Ormond did not pull any punches as he gave his last interview from his office at Tynecastle. He was appointed manager at Hibs within months. “He (chairman Bobby Parker) told me he wanted me out of the club before Saturday,” Ormond said. “I wanted to tell my players and my family first and asked if the announcement could be held for Thursday morning.

“But the first thing I knew that the news had been released was when my daughter heard it on the radio and came running in to tell me: ‘Dad, you’ve been sacked!’”

Ormond’s reputation as manager of an unbeaten Scotland side at the 1974 World Cup counted for little. Of more relevance, perhaps, was his long spell as one fifth of Hibs’ most distinguished-ever forward line.
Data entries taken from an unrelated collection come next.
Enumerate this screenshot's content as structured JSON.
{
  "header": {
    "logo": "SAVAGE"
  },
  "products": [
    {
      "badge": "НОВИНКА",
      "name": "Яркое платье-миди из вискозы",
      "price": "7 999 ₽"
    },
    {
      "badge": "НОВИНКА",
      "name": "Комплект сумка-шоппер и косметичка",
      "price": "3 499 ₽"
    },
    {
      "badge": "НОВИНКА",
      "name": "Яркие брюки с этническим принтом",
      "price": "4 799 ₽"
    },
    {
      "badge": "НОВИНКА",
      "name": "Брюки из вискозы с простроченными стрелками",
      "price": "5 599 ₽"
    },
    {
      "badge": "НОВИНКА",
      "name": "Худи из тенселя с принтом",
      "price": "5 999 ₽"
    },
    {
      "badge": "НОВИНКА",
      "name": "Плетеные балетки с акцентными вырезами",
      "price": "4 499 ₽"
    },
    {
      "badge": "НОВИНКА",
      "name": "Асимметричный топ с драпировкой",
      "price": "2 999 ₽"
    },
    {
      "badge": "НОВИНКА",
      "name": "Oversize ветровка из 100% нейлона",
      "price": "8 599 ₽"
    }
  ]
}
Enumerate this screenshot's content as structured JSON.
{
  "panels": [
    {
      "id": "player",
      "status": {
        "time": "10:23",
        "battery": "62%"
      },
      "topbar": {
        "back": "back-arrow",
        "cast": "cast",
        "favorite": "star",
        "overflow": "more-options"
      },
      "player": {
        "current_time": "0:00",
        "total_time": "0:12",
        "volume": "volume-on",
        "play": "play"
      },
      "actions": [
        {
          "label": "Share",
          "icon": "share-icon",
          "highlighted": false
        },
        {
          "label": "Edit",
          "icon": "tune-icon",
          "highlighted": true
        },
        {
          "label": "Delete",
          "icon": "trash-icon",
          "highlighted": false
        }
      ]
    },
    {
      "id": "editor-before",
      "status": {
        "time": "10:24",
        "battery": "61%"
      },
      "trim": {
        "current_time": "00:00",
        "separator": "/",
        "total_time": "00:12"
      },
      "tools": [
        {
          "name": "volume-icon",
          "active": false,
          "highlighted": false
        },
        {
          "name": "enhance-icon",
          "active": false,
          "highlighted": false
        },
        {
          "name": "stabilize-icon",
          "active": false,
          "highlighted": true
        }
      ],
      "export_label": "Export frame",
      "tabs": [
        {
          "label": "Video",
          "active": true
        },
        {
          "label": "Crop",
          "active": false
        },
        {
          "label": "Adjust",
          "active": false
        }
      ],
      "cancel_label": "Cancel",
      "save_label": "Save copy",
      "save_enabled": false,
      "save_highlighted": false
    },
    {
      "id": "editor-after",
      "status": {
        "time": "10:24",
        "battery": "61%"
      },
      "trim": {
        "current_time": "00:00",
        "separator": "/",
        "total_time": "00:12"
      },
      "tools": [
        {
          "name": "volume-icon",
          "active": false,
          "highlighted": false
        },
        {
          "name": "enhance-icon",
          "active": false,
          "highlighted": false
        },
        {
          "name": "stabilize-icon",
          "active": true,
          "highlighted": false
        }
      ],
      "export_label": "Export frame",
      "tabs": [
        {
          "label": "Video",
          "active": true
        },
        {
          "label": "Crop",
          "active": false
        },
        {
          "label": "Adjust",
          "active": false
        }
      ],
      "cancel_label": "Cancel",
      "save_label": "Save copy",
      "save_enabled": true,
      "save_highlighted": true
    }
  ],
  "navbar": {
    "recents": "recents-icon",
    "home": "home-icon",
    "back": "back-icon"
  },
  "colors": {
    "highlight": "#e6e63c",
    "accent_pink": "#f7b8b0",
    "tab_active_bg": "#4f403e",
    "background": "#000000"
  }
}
Ormond was not granted much clemency from the stands. The surprise is that Neilson, a Hearts stalwart, is being criticised with such venom from some quarters.

Comments on forums that accuse him of not even caring seem well wide of the mark. He cared enough when making a last-ditch, goal-saving challenge in the Scottish Cup final against Gretna. He cared enough to ditch Dundee United to return to Hearts in the summer.

Part of Ormond’s complaint was that it was not being made worth his while to endure the stick he received. “Much has been said about the wages I am earning at Tynecastle,” he said. “Well I can tell you I have been on £9000 a year. I’ve been working for sweeties!" Neilson is working for more than sweeties. His players are too. It’s one reason why the midweek embarrassment at Brora Rangers has been deemed so unacceptable. Already under heavy scrutiny from fans, it has prompted more lively debate about his position.

Few appear to be defending him. Now Neilson has caused more irritation with comments implying that if Hearts fans want to see a team winning every week, they should follow Man City or Man Utd. It wasn’t exactly what he was trying to say but then there is little time for nuance when there are pitchforks to be grabbed.

Ormond was sacked after a home draw with Clydebank. Anything less than a handsome victory against Queen of the South today could prove problematic for Neilson.